Using SQLite in Your Own Applications
If you are comfortable with using programming code to manipulate your data, then you may want to explore ways of using SQLite to create your own data driven applications.
As well as running SQLite in a browser, SQLite can also be used to power an API. One of the advantages of running a
datasette service is that it also exposes a datasette API. This means you can publish your datasette to a web host then other computers can querying it programmatically.
If you are working in a Python Jupyter environment, it’s simple enough to use the Jupyer kernel gateway to create your own APIs.

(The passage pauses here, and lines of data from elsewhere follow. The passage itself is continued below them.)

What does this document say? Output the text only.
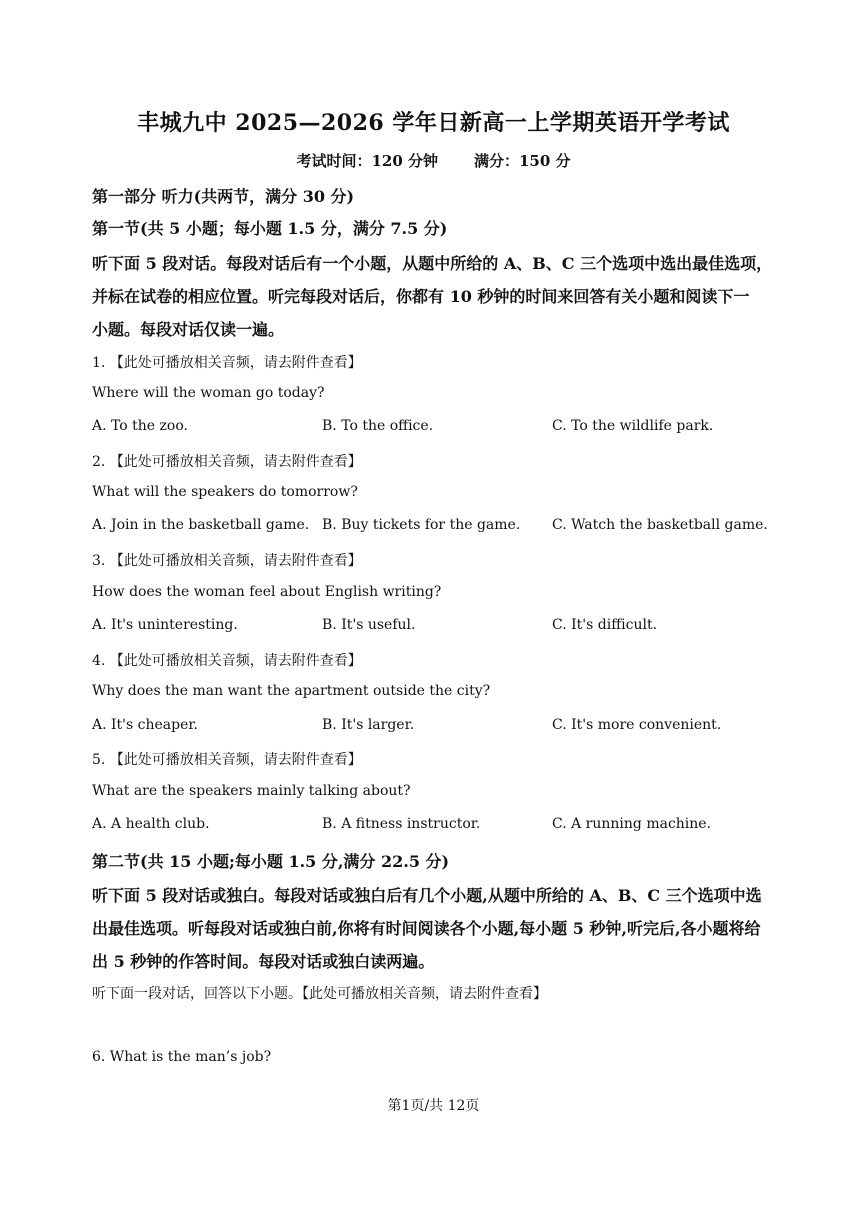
丰城九中 2025—2026 学年日新高一上学期英语开学考试
考试时间：120 分钟 满分：150 分
第一部分 听力(共两节，满分 30 分)
第一节(共 5 小题；每小题 1.5 分，满分 7.5 分)
听下面 5 段对话。每段对话后有一个小题，从题中所给的 A、B、C 三个选项中选出最佳选项，
并标在试卷的相应位置。听完每段对话后，你都有 10 秒钟的时间来回答有关小题和阅读下一
小题。每段对话仅读一遍。
1. 【此处可播放相关音频，请去附件查看】
Where will the woman go today?
A. To the zoo.	B. To the office.	C. To the wildlife park.
2. 【此处可播放相关音频，请去附件查看】
What will the speakers do tomorrow?
A. Join in the basketball game. B. Buy tickets for the game. C. Watch the basketball game.
3. 【此处可播放相关音频，请去附件查看】
How does the woman feel about English writing?
A. It's uninteresting.	B. It's useful.	C. It's difficult.
4. 【此处可播放相关音频，请去附件查看】
Why does the man want the apartment outside the city?
A. It's cheaper.	B. It's larger.	C. It's more convenient.
5. 【此处可播放相关音频，请去附件查看】
What are the speakers mainly talking about?
A. A health club.	B. A fitness instructor.	C. A running machine.
第二节(共 15 小题;每小题 1.5 分,满分 22.5 分)
听下面 5 段对话或独白。每段对话或独白后有几个小题,从题中所给的 A、B、C 三个选项中选
出最佳选项。听每段对话或独白前,你将有时间阅读各个小题,每小题 5 秒钟,听完后,各小题将给
出 5 秒钟的作答时间。每段对话或独白读两遍。
听下面一段对话，回答以下小题。【此处可播放相关音频，请去附件查看】
6. What is the man’s job?
第1页/共 12页
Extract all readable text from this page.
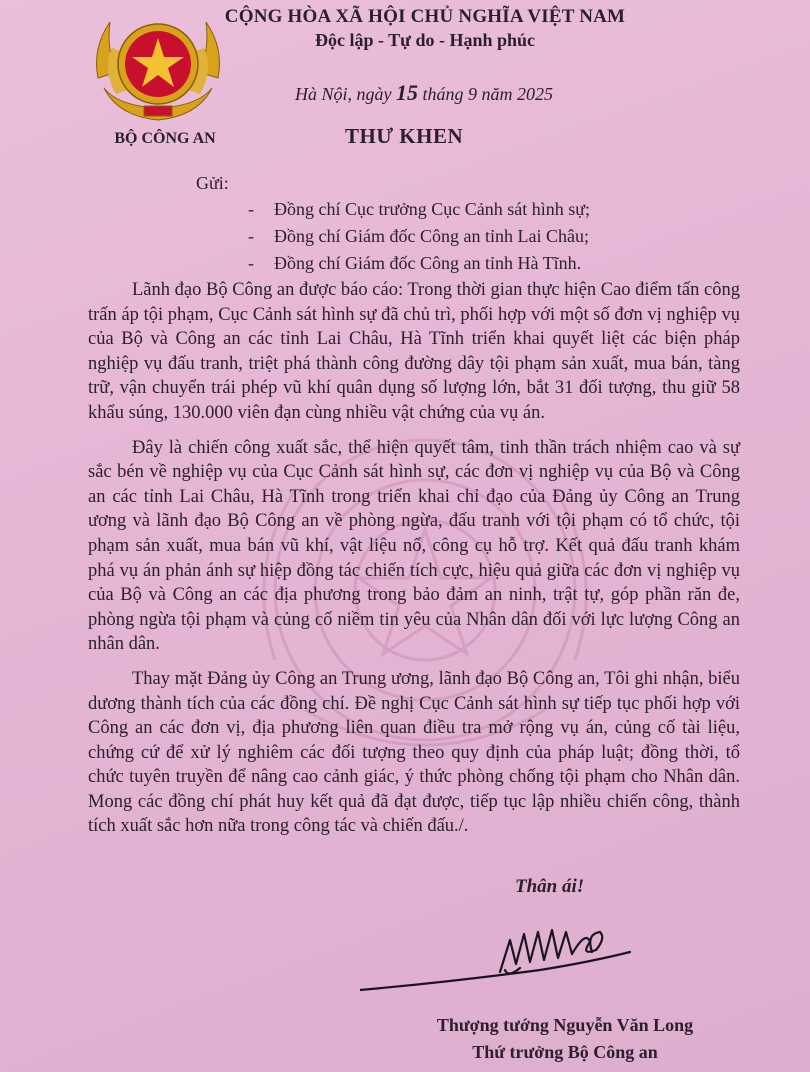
BỘ CÔNG AN
CỘNG HÒA XÃ HỘI CHỦ NGHĨA VIỆT NAM
Độc lập - Tự do - Hạnh phúc
Hà Nội, ngày 15 tháng 9 năm 2025
THƯ KHEN
Gửi:
- Đồng chí Cục trưởng Cục Cảnh sát hình sự;
- Đồng chí Giám đốc Công an tỉnh Lai Châu;
- Đồng chí Giám đốc Công an tỉnh Hà Tĩnh.

Lãnh đạo Bộ Công an được báo cáo: Trong thời gian thực hiện Cao điểm tấn công trấn áp tội phạm, Cục Cảnh sát hình sự đã chủ trì, phối hợp với một số đơn vị nghiệp vụ của Bộ và Công an các tỉnh Lai Châu, Hà Tĩnh triển khai quyết liệt các biện pháp nghiệp vụ đấu tranh, triệt phá thành công đường dây tội phạm sản xuất, mua bán, tàng trữ, vận chuyển trái phép vũ khí quân dụng số lượng lớn, bắt 31 đối tượng, thu giữ 58 khẩu súng, 130.000 viên đạn cùng nhiều vật chứng của vụ án.

Đây là chiến công xuất sắc, thể hiện quyết tâm, tinh thần trách nhiệm cao và sự sắc bén về nghiệp vụ của Cục Cảnh sát hình sự, các đơn vị nghiệp vụ của Bộ và Công an các tỉnh Lai Châu, Hà Tĩnh trong triển khai chỉ đạo của Đảng ủy Công an Trung ương và lãnh đạo Bộ Công an về phòng ngừa, đấu tranh với tội phạm có tổ chức, tội phạm sản xuất, mua bán vũ khí, vật liệu nổ, công cụ hỗ trợ. Kết quả đấu tranh khám phá vụ án phản ánh sự hiệp đồng tác chiến tích cực, hiệu quả giữa các đơn vị nghiệp vụ của Bộ và Công an các địa phương trong bảo đảm an ninh, trật tự, góp phần răn đe, phòng ngừa tội phạm và củng cố niềm tin yêu của Nhân dân đối với lực lượng Công an nhân dân.

Thay mặt Đảng ủy Công an Trung ương, lãnh đạo Bộ Công an, Tôi ghi nhận, biểu dương thành tích của các đồng chí. Đề nghị Cục Cảnh sát hình sự tiếp tục phối hợp với Công an các đơn vị, địa phương liên quan điều tra mở rộng vụ án, củng cố tài liệu, chứng cứ để xử lý nghiêm các đối tượng theo quy định của pháp luật; đồng thời, tổ chức tuyên truyền để nâng cao cảnh giác, ý thức phòng chống tội phạm cho Nhân dân. Mong các đồng chí phát huy kết quả đã đạt được, tiếp tục lập nhiều chiến công, thành tích xuất sắc hơn nữa trong công tác và chiến đấu./.

Thân ái!
Thượng tướng Nguyễn Văn Long
Thứ trưởng Bộ Công an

Here’s an example of building a service to allow the lookup of ONS codes from a simple SQLite database: Building a JSON API Using Jupyter Notebooks in Under 5 Minutes.
Another way of using SQLite databases in a Jupyter environment is to use
Scripted Forms to For example, here’s one of my own recipes for Creating Simple Interactive Forms Using Python + Markdown Using ScriptedForms + Jupyter that shows how to create a simple interactive form for querying a SQLite database containing descriptions of images used in OpenLearn courses.
SQLite Database Admin Tools
As well as providing a simple explorer and query interface, the sqlitebrowser tool also supports a range of other SQLite database administration functions such as the ability to create, define, modify and delete tables and indexes, or edit, add and delete individual records.
The browser based
sqlite-web application provides a similar range of utulities via a browser based, rather than desktop client, UI.
SQLite is lightweight, in-memory and file based database that allows you to run SQL queries over a wide range of tabular datasets. If you work with data, knowing how to write even simple SQL queries can add a powerful tool to your toolbox. SQLite, and the associated tools created around it, is almost certainly one of the easiest ways in to using this most versatile, portable, and personal data power tool.